Introduction
CC-Switch is a cross-platform desktop application that provides a single interface for managing multiple AI coding agent accounts and configurations. Instead of juggling separate terminals and credentials for each AI tool, CC-Switch consolidates them into one workspace with quick switching and quota monitoring.
What CC-Switch Does
- Manages multiple accounts across Claude Code, Codex, OpenCode, Gemini CLI, and Hermes Agent
- Provides one-click account switching without re-authenticating each tool
- Monitors API quota usage and remaining limits per account
- Supports multi-instance management for running parallel agent sessions
- Offers WSL integration for Windows users running Linux-based agents
Architecture Overview
CC-Switch is built with Tauri v2 on the backend (Rust) and React with TypeScript on the frontend. The Rust layer handles credential storage, process management, and system-level integrations. Configuration files are stored locally, and no data is sent to external servers beyond the agent providers themselves.
Self-Hosting & Configuration
- Download pre-built binaries from the GitHub releases page for macOS, Linux, or Windows
- Build from source using Rust toolchain and Node.js for the frontend
- Configure each agent provider by adding API keys or OAuth tokens in the settings panel
- Adjust quota thresholds and alert preferences per account
- WSL mode can be toggled in settings for Windows environments
Key Features
- Unified dashboard for all supported AI coding agents
- Instant account switching preserving session state
- Real-time quota and usage monitoring across providers
- Built with Tauri v2 for a small, fast native binary
- Extensible provider system for adding new agent tools
Comparison with Similar Tools
- Manual terminal switching — requires separate shells and credential management per tool
- Shell aliases / scripts — fragile, no GUI, no quota visibility
- Antigravity Manager — similar concept but narrower provider support
- Native provider UIs — each tool has its own settings; CC-Switch unifies them
FAQ
Q: Does CC-Switch store my API keys securely? A: Yes, credentials are stored using the operating system's native keychain (macOS Keychain, Windows Credential Manager, or Linux Secret Service).

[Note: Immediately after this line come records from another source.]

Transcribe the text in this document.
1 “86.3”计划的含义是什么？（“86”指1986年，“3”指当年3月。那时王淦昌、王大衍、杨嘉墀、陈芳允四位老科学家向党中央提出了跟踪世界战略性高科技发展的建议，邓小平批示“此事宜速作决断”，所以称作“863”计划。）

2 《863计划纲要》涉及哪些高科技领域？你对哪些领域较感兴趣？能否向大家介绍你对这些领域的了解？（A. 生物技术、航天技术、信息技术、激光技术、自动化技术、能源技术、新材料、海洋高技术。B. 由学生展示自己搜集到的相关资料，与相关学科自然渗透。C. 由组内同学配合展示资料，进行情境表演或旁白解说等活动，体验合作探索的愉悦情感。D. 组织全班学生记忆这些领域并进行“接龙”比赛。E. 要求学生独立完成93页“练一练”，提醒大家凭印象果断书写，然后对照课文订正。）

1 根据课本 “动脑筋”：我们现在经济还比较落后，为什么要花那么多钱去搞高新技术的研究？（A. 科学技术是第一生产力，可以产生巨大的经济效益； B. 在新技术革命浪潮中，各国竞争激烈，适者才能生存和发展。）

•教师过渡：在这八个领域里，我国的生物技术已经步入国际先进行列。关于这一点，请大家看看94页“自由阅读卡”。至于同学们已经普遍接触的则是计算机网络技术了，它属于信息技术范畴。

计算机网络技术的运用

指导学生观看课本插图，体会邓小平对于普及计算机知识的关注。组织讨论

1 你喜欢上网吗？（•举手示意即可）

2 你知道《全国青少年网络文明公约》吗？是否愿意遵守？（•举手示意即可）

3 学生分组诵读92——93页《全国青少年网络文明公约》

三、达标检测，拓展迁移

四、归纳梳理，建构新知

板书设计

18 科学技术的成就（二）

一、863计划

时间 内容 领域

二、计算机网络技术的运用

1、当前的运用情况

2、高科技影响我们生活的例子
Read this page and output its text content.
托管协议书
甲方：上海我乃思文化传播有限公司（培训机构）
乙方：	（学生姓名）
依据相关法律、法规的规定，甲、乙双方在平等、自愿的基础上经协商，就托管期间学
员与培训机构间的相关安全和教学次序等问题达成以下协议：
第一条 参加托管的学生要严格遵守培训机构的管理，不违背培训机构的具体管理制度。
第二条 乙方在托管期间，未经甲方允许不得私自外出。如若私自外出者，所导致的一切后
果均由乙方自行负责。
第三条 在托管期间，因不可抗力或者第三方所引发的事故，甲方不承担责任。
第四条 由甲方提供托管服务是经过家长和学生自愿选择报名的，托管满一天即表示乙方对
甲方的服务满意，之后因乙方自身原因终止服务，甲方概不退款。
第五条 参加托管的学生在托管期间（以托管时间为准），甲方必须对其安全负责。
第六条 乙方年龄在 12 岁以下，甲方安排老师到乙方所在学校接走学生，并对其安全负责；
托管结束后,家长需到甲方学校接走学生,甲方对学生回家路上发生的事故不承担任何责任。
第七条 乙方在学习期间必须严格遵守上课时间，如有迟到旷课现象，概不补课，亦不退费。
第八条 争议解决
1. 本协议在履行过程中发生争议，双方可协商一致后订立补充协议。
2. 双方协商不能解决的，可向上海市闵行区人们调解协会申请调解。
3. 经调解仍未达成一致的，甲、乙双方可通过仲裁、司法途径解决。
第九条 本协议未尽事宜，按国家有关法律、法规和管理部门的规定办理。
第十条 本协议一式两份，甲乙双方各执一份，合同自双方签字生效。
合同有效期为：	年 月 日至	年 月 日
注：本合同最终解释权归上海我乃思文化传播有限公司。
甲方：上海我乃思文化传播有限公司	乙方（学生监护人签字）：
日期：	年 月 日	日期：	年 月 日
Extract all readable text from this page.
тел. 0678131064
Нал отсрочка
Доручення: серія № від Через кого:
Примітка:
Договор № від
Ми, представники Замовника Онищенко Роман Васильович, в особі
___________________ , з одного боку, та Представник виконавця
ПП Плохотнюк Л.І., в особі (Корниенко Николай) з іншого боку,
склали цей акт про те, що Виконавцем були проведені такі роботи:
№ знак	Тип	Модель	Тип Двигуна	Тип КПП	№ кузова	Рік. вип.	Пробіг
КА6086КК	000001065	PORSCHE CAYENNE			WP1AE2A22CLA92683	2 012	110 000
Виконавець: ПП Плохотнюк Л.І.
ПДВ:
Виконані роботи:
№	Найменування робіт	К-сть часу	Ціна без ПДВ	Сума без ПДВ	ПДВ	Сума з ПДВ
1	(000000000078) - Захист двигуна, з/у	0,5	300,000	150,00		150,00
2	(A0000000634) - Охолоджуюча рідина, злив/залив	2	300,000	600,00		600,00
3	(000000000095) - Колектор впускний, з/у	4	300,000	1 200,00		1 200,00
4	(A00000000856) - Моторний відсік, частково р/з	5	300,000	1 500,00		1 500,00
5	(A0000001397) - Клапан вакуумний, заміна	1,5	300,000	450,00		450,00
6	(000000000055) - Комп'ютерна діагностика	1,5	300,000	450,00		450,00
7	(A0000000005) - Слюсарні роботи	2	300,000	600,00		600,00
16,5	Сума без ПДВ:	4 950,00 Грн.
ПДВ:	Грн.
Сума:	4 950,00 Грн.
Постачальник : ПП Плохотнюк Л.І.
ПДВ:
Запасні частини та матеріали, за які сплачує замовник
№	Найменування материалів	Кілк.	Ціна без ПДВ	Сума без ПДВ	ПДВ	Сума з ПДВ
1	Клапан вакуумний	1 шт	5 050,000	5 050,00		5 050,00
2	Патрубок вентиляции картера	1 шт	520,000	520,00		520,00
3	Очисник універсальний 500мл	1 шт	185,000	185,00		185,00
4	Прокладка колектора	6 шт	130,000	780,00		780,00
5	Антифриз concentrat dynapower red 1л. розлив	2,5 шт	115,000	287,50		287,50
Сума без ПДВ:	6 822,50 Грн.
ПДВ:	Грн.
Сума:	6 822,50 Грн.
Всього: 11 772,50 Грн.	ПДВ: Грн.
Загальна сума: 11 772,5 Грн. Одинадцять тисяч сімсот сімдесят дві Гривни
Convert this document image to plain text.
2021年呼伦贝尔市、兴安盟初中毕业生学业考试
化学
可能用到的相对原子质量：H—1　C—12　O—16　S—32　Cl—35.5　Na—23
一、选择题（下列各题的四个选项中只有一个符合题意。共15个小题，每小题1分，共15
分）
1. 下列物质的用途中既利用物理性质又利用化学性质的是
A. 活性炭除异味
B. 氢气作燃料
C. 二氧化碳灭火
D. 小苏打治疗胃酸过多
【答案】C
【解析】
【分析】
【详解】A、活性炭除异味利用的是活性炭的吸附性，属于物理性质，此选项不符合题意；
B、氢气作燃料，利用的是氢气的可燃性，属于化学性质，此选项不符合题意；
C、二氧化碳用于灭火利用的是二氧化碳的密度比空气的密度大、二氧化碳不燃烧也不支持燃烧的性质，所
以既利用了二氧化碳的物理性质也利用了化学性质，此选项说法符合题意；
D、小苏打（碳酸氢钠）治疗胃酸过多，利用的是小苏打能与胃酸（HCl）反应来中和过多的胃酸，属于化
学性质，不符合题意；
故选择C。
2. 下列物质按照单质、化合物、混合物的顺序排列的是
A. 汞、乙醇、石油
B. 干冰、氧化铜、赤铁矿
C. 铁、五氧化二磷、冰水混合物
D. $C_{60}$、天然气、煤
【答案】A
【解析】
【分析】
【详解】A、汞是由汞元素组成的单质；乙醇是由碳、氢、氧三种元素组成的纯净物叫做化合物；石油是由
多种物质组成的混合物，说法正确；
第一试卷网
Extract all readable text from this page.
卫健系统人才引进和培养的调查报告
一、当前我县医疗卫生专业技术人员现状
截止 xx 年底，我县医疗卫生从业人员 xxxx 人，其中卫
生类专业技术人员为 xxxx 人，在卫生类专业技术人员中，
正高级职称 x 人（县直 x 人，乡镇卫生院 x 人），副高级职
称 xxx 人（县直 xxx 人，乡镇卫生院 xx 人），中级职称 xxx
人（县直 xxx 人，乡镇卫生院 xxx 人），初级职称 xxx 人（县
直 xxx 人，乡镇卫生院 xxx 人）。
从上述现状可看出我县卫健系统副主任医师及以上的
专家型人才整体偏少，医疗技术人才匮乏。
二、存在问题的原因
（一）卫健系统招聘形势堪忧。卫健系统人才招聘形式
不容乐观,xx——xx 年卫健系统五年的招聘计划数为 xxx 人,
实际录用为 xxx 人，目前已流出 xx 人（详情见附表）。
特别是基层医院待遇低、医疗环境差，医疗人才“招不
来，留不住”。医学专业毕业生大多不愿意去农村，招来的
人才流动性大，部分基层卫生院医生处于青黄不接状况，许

Q: Which AI coding agents are supported? A: Claude Code, Codex, OpenCode, OpenClaw, Gemini CLI, and Hermes Agent. The provider list is extensible.
Q: Does it work on Linux? A: Yes. Pre-built AppImage and .deb packages are available, and you can build from source on any Linux distribution.
Q: Is an internet connection required? A: Only for communicating with the AI agent providers. CC-Switch itself runs entirely locally.